Ces superstitions astrologiques, qui s’étaient attachées au mot de destin, ont déterminé les auteurs chrétiens à s’interdire peu à peu l’usage de ce mot. Peu à peu, car Tertullien s’en servait encore. Saint Augustin n’hésiterait point à l’employer, s’il ne le voyait ordinairement usité pour signifier des influences sidérales tout à fait absurdes. Boëce appelle encore fatum l’ordre que la providence entretient dans l’univers. Saint Thomas d’Aquin ne rejette ce terme que dans l’acception théologique. L’Alto Fato est célébré dans le Purgatoire du Dante. Leibnitz soutient que le Destin, pris dans le vrai sens, veut dire le décret et l’ordre le plus sage de la providence. Malgré ces exemples, il est sûr que beaucoup d’écrivains chrétiens ont évité cette expression, ou ne lui ont laissé que son acception odieuse ; et il est ainsi arrivé que, dans les langues modernes, surtout dans la nôtre, ce mot est devenu presque insensiblement synonyme des mots hasard, fortune, dont il était autrefois l’opposé, et, pour ainsi dire, l’adversaire.

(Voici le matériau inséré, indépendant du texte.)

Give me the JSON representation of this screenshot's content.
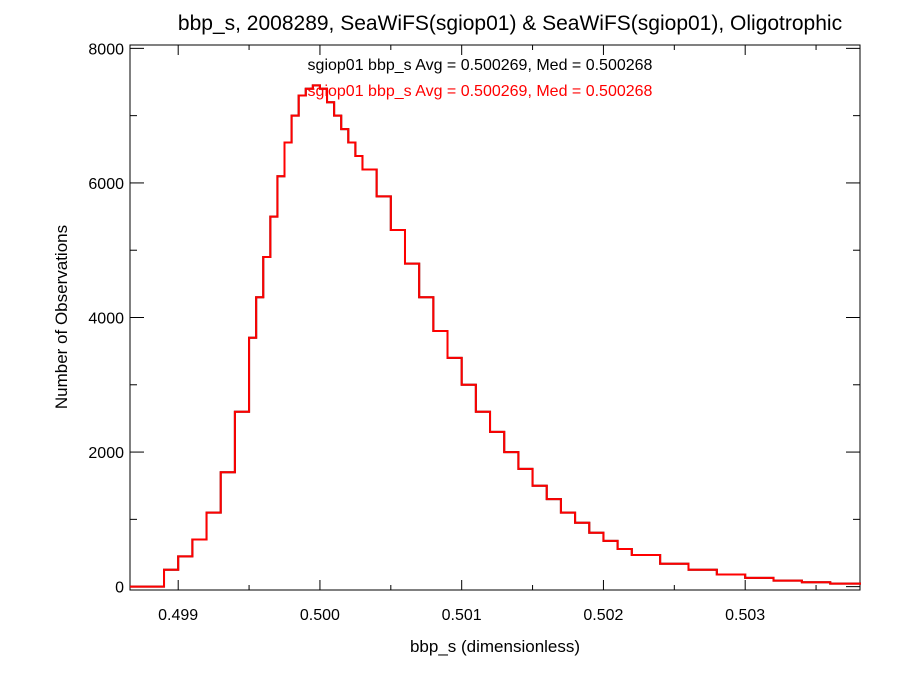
{
  "chart_data": {
    "type": "histogram",
    "title": "bbp_s, 2008289, SeaWiFS(sgiop01) & SeaWiFS(sgiop01), Oligotrophic",
    "xlabel": "bbp_s (dimensionless)",
    "ylabel": "Number of Observations",
    "xlim": [
      0.49866,
      0.50381
    ],
    "ylim": [
      -50,
      8050
    ],
    "x_ticks": [
      {
        "value": 0.499,
        "label": "0.499"
      },
      {
        "value": 0.5,
        "label": "0.500"
      },
      {
        "value": 0.501,
        "label": "0.501"
      },
      {
        "value": 0.502,
        "label": "0.502"
      },
      {
        "value": 0.503,
        "label": "0.503"
      }
    ],
    "y_ticks": [
      {
        "value": 0,
        "label": "0"
      },
      {
        "value": 2000,
        "label": "2000"
      },
      {
        "value": 4000,
        "label": "4000"
      },
      {
        "value": 6000,
        "label": "6000"
      },
      {
        "value": 8000,
        "label": "8000"
      }
    ],
    "grid": false,
    "annotations": [
      {
        "text": "sgiop01 bbp_s Avg = 0.500269, Med = 0.500268",
        "color": "#000000"
      },
      {
        "text": "sgiop01 bbp_s Avg = 0.500269, Med = 0.500268",
        "color": "#ff0000"
      }
    ],
    "series": [
      {
        "color": "#000000",
        "x": [
          0.49866,
          0.49885,
          0.4989,
          0.499,
          0.4991,
          0.4992,
          0.4993,
          0.4994,
          0.4995,
          0.49955,
          0.4996,
          0.49965,
          0.4997,
          0.49975,
          0.4998,
          0.49985,
          0.4999,
          0.49995,
          0.5,
          0.50005,
          0.5001,
          0.50015,
          0.5002,
          0.50025,
          0.5003,
          0.5004,
          0.5005,
          0.5006,
          0.5007,
          0.5008,
          0.5009,
          0.501,
          0.5011,
          0.5012,
          0.5013,
          0.5014,
          0.5015,
          0.5016,
          0.5017,
          0.5018,
          0.5019,
          0.502,
          0.5021,
          0.5022,
          0.5024,
          0.5026,
          0.5028,
          0.503,
          0.5032,
          0.5034,
          0.5036,
          0.50381
        ],
        "y": [
          0,
          0,
          250,
          450,
          700,
          1100,
          1700,
          2600,
          3700,
          4300,
          4900,
          5500,
          6100,
          6600,
          7000,
          7300,
          7400,
          7450,
          7400,
          7200,
          7000,
          6800,
          6600,
          6400,
          6200,
          5800,
          5300,
          4800,
          4300,
          3800,
          3400,
          3000,
          2600,
          2300,
          2000,
          1750,
          1500,
          1300,
          1100,
          950,
          800,
          680,
          560,
          470,
          340,
          250,
          180,
          130,
          90,
          65,
          45,
          30
        ]
      },
      {
        "color": "#ff0000",
        "x": [
          0.49866,
          0.49885,
          0.4989,
          0.499,
          0.4991,
          0.4992,
          0.4993,
          0.4994,
          0.4995,
          0.49955,
          0.4996,
          0.49965,
          0.4997,
          0.49975,
          0.4998,
          0.49985,
          0.4999,
          0.49995,
          0.5,
          0.50005,
          0.5001,
          0.50015,
          0.5002,
          0.50025,
          0.5003,
          0.5004,
          0.5005,
          0.5006,
          0.5007,
          0.5008,
          0.5009,
          0.501,
          0.5011,
          0.5012,
          0.5013,
          0.5014,
          0.5015,
          0.5016,
          0.5017,
          0.5018,
          0.5019,
          0.502,
          0.5021,
          0.5022,
          0.5024,
          0.5026,
          0.5028,
          0.503,
          0.5032,
          0.5034,
          0.5036,
          0.50381
        ],
        "y": [
          0,
          0,
          250,
          450,
          700,
          1100,
          1700,
          2600,
          3700,
          4300,
          4900,
          5500,
          6100,
          6600,
          7000,
          7300,
          7400,
          7450,
          7400,
          7200,
          7000,
          6800,
          6600,
          6400,
          6200,
          5800,
          5300,
          4800,
          4300,
          3800,
          3400,
          3000,
          2600,
          2300,
          2000,
          1750,
          1500,
          1300,
          1100,
          950,
          800,
          680,
          560,
          470,
          340,
          250,
          180,
          130,
          90,
          65,
          45,
          30
        ]
      }
    ]
  }
}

Après avoir parcouru les opinions sur le Destin, en suivant l’ordre chronologique des sectes, l’auteur expose les diverses classifications systématiques de ces mêmes opinions, présentées par Pic de la Mirandole, par Gassendi, par Cudworth et par Beausobre. Il conclut en disant que les anciens philosophes, au nombre desquels il ne compte pas les astrologues, ont presque tout entendu par le mot Destin, ou Dieu même, ou quelqu’une de ses perfections, ou l’ordre éternel de ses décrets, et par conséquent une puissance intelligente.


TRAITÉ DU DESTIN.
Lacune

I ........ Cette question appartient à la doctrine des mœurs (ἦθος pour les Grecs) ; ce nom de doctrine des mœurs est celui que nous donnons d’ordinaire à cette partie de la philosophie ; mais, pour enrichir notre langue, on peut être reçu à l’appeler la morale. Il faut aussi faire connaître la nature et les règles des propositions que les Grecs nomment axiomes. Lorsqu’elles ont l’avenir pour objet et pour matière, ce qui peut être ou n’être pas, il est fort embarrassant de se prononcer sur leur valeur ; c’est la question philosophique des possibles (περὶ δυνατῶν), question toute du ressort de la logique, que j’appelle l’art de raisonner. Dans mes livres de la Nature des Dieux et de la Divination, j’avais suivi la méthode académique, qui laisse les deux sentiments opposés se produire dans toute leur force, sans interruption, et permet ainsi à chacun de reconnaître facilement quelle opinion semble la plus vraisemblable, et de se déclarer pour elle. Mais aujourd’hui une circonstance fortuite m’empêche d’introduire cette méthode dans mon traité du Destin. J’étais à Pouzzol en même temps que Hirtius, consul désigné, l’un de mes meilleurs amis, et qui cultivait alors avec beaucoup d’ardeur l’art qui a rempli ma vie. Nous étions le plus souvent ensemble, occupés surtout à rechercher par quels moyens on pourrait ramener dans l’État la paix et la concorde. César était mort, et de tous côtés il nous semblait voir des semences de dissensions nouvelles ; nous pensions qu’on devait se hâter de les étouffer, et ces graves soucis occupaient à eux seuls presque tous nos entretiens. Nous n’eûmes point d’autre pensée en plus de vingt rencontres ; mais un jour où nous trouvâmes plus de liberté, et où nous fûmes moins empêchés par les visiteurs que d’ordinaire, les premiers moments de notre entrevue furent donnés à nos préoccupations habituelles, et à cet échange en quelque façon obligé de nos pensées sur la paix et le repos public.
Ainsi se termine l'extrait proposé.